И когда Никишка пришел к такой мысли, ему вдруг стало легко.

Прежде в избе было тесно от чего-то невидимого и тяжелого, теперь — просторно.

Он соскочил с печки, достал блестевший предмет, повертел его в руках и бросил в угол. Патрон ударился о большой кованый сундук и глухо звякнул.
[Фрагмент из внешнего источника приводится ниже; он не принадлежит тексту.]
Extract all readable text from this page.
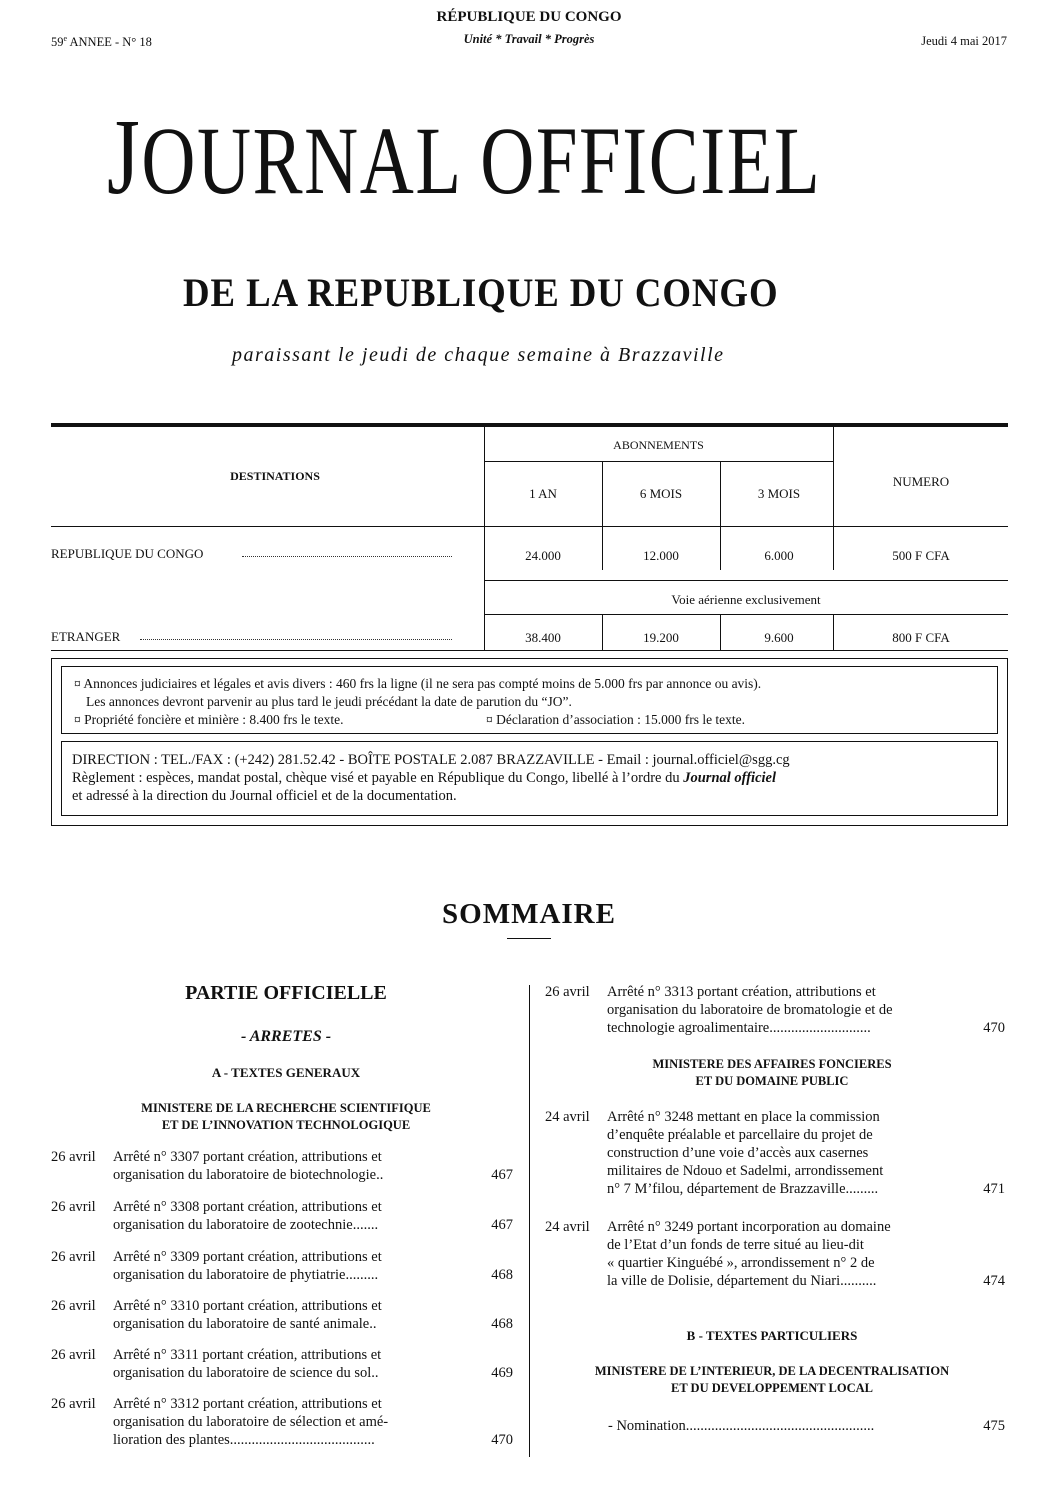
RÉPUBLIQUE DU CONGO
Unité * Travail * Progrès
59e ANNEE - N° 18	Jeudi 4 mai 2017
JOURNAL OFFICIEL
DE LA REPUBLIQUE DU CONGO
paraissant le jeudi de chaque semaine à Brazzaville
DESTINATIONS
ABONNEMENTS
NUMERO
1 AN	6 MOIS	3 MOIS
REPUBLIQUE DU CONGO	24.000	12.000	6.000	500 F CFA
Voie aérienne exclusivement
ETRANGER	38.400	19.200	9.600	800 F CFA
¤ Annonces judiciaires et légales et avis divers : 460 frs la ligne (il ne sera pas compté moins de 5.000 frs par annonce ou avis).
Les annonces devront parvenir au plus tard le jeudi précédant la date de parution du “JO”.
¤ Propriété foncière et minière : 8.400 frs le texte.	¤ Déclaration d’association : 15.000 frs le texte.
DIRECTION : TEL./FAX : (+242) 281.52.42 - BOÎTE POSTALE 2.087 BRAZZAVILLE - Email : journal.officiel@sgg.cg
Règlement : espèces, mandat postal, chèque visé et payable en République du Congo, libellé à l’ordre du Journal officiel
et adressé à la direction du Journal officiel et de la documentation.
SOMMAIRE
PARTIE OFFICIELLE
- ARRETES -
A - TEXTES GENERAUX
MINISTERE DE LA RECHERCHE SCIENTIFIQUE
ET DE L’INNOVATION TECHNOLOGIQUE
26 avril Arrêté n° 3307 portant création, attributions et
organisation du laboratoire de biotechnologie..	467
26 avril Arrêté n° 3308 portant création, attributions et
organisation du laboratoire de zootechnie.......	467
26 avril Arrêté n° 3309 portant création, attributions et
organisation du laboratoire de phytiatrie.........	468
26 avril Arrêté n° 3310 portant création, attributions et
organisation du laboratoire de santé animale..	468
26 avril Arrêté n° 3311 portant création, attributions et
organisation du laboratoire de science du sol..	469
26 avril Arrêté n° 3312 portant création, attributions et
organisation du laboratoire de sélection et amé-
lioration des plantes........................................	470
26 avril Arrêté n° 3313 portant création, attributions et
organisation du laboratoire de bromatologie et de
technologie agroalimentaire............................	470
MINISTERE DES AFFAIRES FONCIERES
ET DU DOMAINE PUBLIC
24 avril Arrêté n° 3248 mettant en place la commission
d’enquête préalable et parcellaire du projet de
construction d’une voie d’accès aux casernes
militaires de Ndouo et Sadelmi, arrondissement
n° 7 M’filou, département de Brazzaville.........	471
24 avril Arrêté n° 3249 portant incorporation au domaine
de l’Etat d’un fonds de terre situé au lieu-dit
« quartier Kinguébé », arrondissement n° 2 de
la ville de Dolisie, département du Niari..........	474
B - TEXTES PARTICULIERS
MINISTERE DE L’INTERIEUR, DE LA DECENTRALISATION
ET DU DEVELOPPEMENT LOCAL
- Nomination....................................................	475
Никишка подошел к сундуку и радостно вспомнил, что в нем заячья шубка матери, еще новая, тряпье, приготовленное в приданое для Моти, и деньги. Сколько этих денег, он не знал, но он видел нередко, как после каждой получки мать прятала их туда, завязывая в мешочек.

Он не дошел до Ялты, потому что далеко, потому что ему трудно, но доехать до нее легко, были бы деньги.

Деньги были в этом сундуке; он оставался в избе полным хозяином, никто не мог запретить ему взять их, только сундук был заперт, а ключ висел всегда у Федосьи на шее.

Волнуясь, пугливо, Никишка сел на корточки перед сундуком и стал ломать замок.

Он делал это неумело и робко, как неопытный вор, долго возился, вспотевший от усталости; наконец, поддел кольцо железным ухватом, и оно отскочило.

Мешочек с деньгами лежал почти сверху, чуть прикрытый рукавом шубки. Никишка жадно схватил его, развязал и высыпал деньги на стол. Он пересчитал их раз, другой, третий, — вышло тридцать семь рублей двадцать копеек.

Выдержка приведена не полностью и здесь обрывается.